Fall 1

Vorsitzender AG NR (in öffentlicher mündlicher Verhandlung):

"Wenn wir sagen, was hinten rauskommt, dann kommt das raus. Eine Absprache wird nicht protokolliert." (kurze Pause und Diskussion) "Ich nehme keine Absprache auf. Aber wenn Sie den Vorschlag annehmen, dann entscheide ich auch so. Ich will kein Rechtsmittel. Sie wisse,n was ich meine … ."

 

Fall 2

Vorsitzender AG Prüm (im Hinterzimmer nach Aufforderung durch Vorsitzenden), angeboten wird ein deklaratorisches Fahrverbot. Richter:

"Ich mache das nicht als offizielle Absprache nach der StPO. Ich will da nicht die Beschränkungen drin haben; ich will Rechtskraft. Entweder wir machen das so, oder es ergeht Urteil mit Entziehung der Fahrerlaubnis." (Zum Hinweis auf StPO: Abspracheregelungen) "Gleich reicht es aber. Wenn wir das jetzt nicht so machen, dann reden wir nicht weiter … ."

 

Fall 3

Vorsitzender SchöffG:

"Wir haben besprochen, dass 2 Jahre auf Bewährung rauskommen. Protokollieren werde ich das nicht. Ich sage Ihnen aber, dass das Gericht sich an diese Absprache gebunden fühlt."

Die oben als Fall 1, 2 und 3 dargestellten Situationen sind vielen Strafverteidigern sowohl vor der gesetzlichen Regelung der "Absprache" als auch nach Geltung der Abspracheregelungen vertraut.

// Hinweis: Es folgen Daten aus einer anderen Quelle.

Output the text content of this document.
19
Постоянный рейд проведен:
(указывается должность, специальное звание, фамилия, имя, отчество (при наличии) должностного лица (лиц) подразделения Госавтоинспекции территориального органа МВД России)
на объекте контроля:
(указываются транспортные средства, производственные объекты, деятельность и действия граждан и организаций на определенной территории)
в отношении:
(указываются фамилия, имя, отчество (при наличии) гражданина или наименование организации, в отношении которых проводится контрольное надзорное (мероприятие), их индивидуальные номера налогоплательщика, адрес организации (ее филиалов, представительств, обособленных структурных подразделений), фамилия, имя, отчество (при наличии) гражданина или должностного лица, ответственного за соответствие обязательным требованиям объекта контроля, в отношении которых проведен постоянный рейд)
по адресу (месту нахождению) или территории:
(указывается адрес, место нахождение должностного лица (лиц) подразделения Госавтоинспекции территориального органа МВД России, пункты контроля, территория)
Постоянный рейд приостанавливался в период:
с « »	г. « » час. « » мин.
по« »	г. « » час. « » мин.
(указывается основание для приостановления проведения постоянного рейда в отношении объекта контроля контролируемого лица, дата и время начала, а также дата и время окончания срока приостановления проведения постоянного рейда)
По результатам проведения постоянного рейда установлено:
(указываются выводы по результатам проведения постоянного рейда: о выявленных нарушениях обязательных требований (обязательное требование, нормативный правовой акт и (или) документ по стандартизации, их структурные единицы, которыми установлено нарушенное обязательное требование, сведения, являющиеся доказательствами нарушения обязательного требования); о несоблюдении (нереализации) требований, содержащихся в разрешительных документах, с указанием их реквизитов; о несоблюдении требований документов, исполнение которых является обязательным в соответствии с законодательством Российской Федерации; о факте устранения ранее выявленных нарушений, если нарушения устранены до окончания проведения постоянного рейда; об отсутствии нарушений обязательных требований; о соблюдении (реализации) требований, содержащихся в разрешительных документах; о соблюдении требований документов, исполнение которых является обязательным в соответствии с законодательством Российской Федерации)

Fraglich ist aber, ob ein wie oben beschrieben handelnder Richter nicht möglicherweise zwingend Misstrauen in die Unvoreingenommenheit seines – jetzigen und späteren – Handelns rechtfertigt. Dies könnte eine Ablehnung wegen der Besorgnis der Befangenheit gem. § 24 Abs. 1 Alt. 2 StPO rechtfertigen. Freilich kann nicht allein jede persönliche Antipathie oder fehlerhafte Entscheidung einem Antrag auf Befangenheit zum Erfolg verhelfen. Jedoch sind die von der Rechtsprechung an einen solchen Antrag gestellten Anforderungen nicht derartig hoch, dass dieser von Vornherein zum Scheitern verurteilt wäre.[2] § 24 Abs. 2 StPO ist nicht erst dann erfüllt, wenn der abgelehnte Richter tatsächlich parteilich oder befangen ist, sondern wenn der Anschein einer Befangenheit besteht.[3] Demnach ist Befangenheit eines Richters schon dann anzunehmen, wenn ein durchschnittlicher Beobachter, der sich in die Rolle des Angeklagten versetzt, bei verständiger Würdigung der Umstände den Verdacht hegen würde, es bestehe eine Voreingenommenheit.[4] Der Versuch des Richters, ohne Einhaltung zwingender gesetzlicher Regeln etwas "rechtskräftig zu machen", erweckt zumindest immer einen ausreichenden Anschein. Es ist praktisch kein Fall denkbar, in dem es dem Angeklagten einen Vorteil bringt, wenn ihm das mögliche Rechtsmittel durch unrichtigen Eintrag ins Sitzungsprotokoll "eine Absprache hat nicht stattgefunden" genommen wird. Der Gesetzesverstoß und der geplante inhaltlich falsche Eintrag im Sitzungsprotokoll "eine Absprache hat nicht stattgefunden" zeigen, dass der Richter grundsätzlich nicht gewillt ist, sich an prozessual zwingend vorgeschriebenes Recht zu halten. Von einem so handelnden/vorschlagenden Richter kann ein durchschnittlicher und verständig denkender Beobachter nichts positives bzw. rechtlich korrektes (mehr) erwarten. Dies insbesondere für den denkbaren Fall, dass das "Angebot" ausgeschlagen werden soll/muss.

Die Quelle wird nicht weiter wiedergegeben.